Louise Levene

The unhappy Prince

Few three-act ballets offer such a wealth of secondary roles and few companies have the strength in depth to cast them

A tragic flaw is one thing — every hero should have one — but Mayerling’s Rudolf, a syphilitic drug addict with a mother fixation and a death wish, is a very hard man to love.

Kenneth MacMillan’s 1978 ballet, currently being revived at Covent Garden, tells the complex tale of the Crown Prince of Austria-Hungary and his 1889 suicide pact with his teenage mistress. The narrative unfolds in flashback with cinematic sweep to a cunning patchwork of 30 Franz Liszt compositions invisibly mended by John Lanchbery. The grandeur of the Viennese court is deftly sketched by designer Nicholas Georgiadis. Vast interiors are evoked with a swath of fabric and the women’s gowns suggest the bulk of bustles without cramping MacMillan’s style.

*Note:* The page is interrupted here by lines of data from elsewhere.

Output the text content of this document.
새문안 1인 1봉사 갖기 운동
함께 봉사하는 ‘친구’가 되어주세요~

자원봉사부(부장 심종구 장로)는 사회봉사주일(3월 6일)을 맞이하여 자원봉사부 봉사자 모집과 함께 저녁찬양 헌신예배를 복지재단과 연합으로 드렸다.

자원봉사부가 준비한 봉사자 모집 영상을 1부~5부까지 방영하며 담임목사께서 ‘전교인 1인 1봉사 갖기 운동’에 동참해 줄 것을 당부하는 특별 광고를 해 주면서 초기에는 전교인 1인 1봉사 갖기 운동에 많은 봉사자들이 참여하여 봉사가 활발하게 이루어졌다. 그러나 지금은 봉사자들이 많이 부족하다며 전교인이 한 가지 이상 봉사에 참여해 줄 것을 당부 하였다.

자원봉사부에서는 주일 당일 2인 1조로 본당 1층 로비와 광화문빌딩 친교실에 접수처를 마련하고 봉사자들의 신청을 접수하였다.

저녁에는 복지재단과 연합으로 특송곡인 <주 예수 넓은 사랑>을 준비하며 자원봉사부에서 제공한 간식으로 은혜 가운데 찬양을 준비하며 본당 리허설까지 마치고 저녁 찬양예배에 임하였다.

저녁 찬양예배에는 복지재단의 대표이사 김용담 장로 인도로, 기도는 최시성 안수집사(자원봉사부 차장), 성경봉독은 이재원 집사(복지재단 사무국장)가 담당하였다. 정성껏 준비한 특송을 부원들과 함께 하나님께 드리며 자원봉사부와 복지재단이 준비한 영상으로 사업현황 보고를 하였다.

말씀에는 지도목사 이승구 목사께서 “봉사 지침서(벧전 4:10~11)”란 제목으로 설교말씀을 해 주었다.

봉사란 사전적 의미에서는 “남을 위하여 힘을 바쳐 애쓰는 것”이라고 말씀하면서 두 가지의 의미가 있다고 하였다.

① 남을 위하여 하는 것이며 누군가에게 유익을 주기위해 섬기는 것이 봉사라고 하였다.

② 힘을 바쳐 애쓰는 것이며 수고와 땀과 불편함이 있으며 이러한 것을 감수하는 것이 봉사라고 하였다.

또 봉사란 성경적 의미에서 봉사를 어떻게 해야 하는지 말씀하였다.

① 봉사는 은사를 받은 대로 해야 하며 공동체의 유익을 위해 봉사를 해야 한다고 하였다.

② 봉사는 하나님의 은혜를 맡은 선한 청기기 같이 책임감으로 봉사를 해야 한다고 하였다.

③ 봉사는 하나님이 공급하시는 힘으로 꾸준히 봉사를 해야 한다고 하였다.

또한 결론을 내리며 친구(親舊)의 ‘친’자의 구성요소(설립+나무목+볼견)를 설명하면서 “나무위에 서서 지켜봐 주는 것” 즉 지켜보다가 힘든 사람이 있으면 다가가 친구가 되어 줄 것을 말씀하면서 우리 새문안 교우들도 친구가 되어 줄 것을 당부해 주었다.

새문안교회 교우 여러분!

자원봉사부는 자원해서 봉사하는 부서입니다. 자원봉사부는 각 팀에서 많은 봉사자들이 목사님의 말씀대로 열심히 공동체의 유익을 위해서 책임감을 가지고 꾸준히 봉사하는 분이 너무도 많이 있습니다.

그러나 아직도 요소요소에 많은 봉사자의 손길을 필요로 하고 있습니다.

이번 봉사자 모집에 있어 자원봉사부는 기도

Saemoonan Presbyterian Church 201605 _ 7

Edward Watson, who danced the lead at last Friday’s opening, was never a natural prince — none of the three Tchaikovsky ballets is in his repertoire — and Rudolf’s adagios have always stretched his technique to the limit, but any rough edges only add to our sense of a personality in meltdown.

Watson’s partnering style is expertly tailored to each of the six women in the Prince’s life, culminating in the searing encounters with Mary Vetsera. Natalia Osipova goads him into a death spiral of despair, raising her leg in a deliciously slow développé of arousal (you can practically hear the fly buttons hitting the ceiling). The Russian star hurled herself into the acrobatic clinches and her greedy snatch at the fatal revolver was enough to chill the blood.

Federico Bonelli has spent most of his 14-year Royal Ballet career in elegant danseur noble roles. His funny, sexy Escamillo in Carlos Acosta’s otherwise dismal 2015 Carmen gave a hint of his dramatic range but Saturday’s Mayerling debut was a real surprise.

Rudolf’s first exchanges — resenting his bride, fancying her sister — offer little wriggle room for the dance-actor but the closet scene with the Empress shows another side to this arrogant princeling.